Changing names of columns for AIQ pol1-6
AQI_pol1_6_names <-c("AQI_PM2.5","AQI_PM10","AQI_CO","AQI_NO2","AQI_O3","AQI_Vis")
for(i in 1:6){
i_pol=i+13
colnames(dat6)[i_pol] <- AQI_pol1_6_names[i]
}
colnames(dat6)
[1] "Date_Time" "Year" "month" "day" "wday" "hour"
[7] "minute" "PM2.5_.ug.m3." "PM10_.ug.m3." "CO_.ppm." "NO2_.ppm." "O3_.ppm."
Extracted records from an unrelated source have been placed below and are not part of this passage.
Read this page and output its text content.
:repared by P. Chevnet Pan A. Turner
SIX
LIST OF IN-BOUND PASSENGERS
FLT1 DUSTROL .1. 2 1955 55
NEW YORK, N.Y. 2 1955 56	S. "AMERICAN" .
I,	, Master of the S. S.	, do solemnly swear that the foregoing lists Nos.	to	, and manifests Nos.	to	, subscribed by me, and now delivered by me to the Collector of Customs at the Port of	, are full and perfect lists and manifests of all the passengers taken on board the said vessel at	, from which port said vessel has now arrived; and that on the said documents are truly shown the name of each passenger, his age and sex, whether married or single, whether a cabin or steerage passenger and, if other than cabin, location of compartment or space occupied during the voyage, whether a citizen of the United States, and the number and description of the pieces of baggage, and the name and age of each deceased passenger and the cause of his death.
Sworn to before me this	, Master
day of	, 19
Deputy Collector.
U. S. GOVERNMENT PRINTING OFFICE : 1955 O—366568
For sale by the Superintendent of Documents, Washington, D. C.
[13] "Vis_.1.Mm." "AQI_PM2.5" "AQI_PM10" "AQI_CO" "AQI_NO2" "AQI_O3"
[19] "AQI_Vis"
Calculate AQI_Overall for South Brisbane (monitoring Site) defined as the max hourly value of AQI for each pollutant
AQI_Overall <-AQI_pol1_6[, "max"] <- apply(dat6[, 15:19], 1, max) # a single column - vector representing max of 6 observation for all rows for
class(AQI_Overall) # AIQ_Overall is numeric
[1] "numeric"
summary(AQI_Overall)
Min. 1st Qu. Median Mean 3rd Qu. Max.
2.857 24.600 30.833 33.494 40.000 133.400
The data normality was assessed for original dataset (i.e.,no transformation applied) using histogram and qqplot
hist(AQI_Overall)
# the histogram for AIQ_Overall shows right skeweness.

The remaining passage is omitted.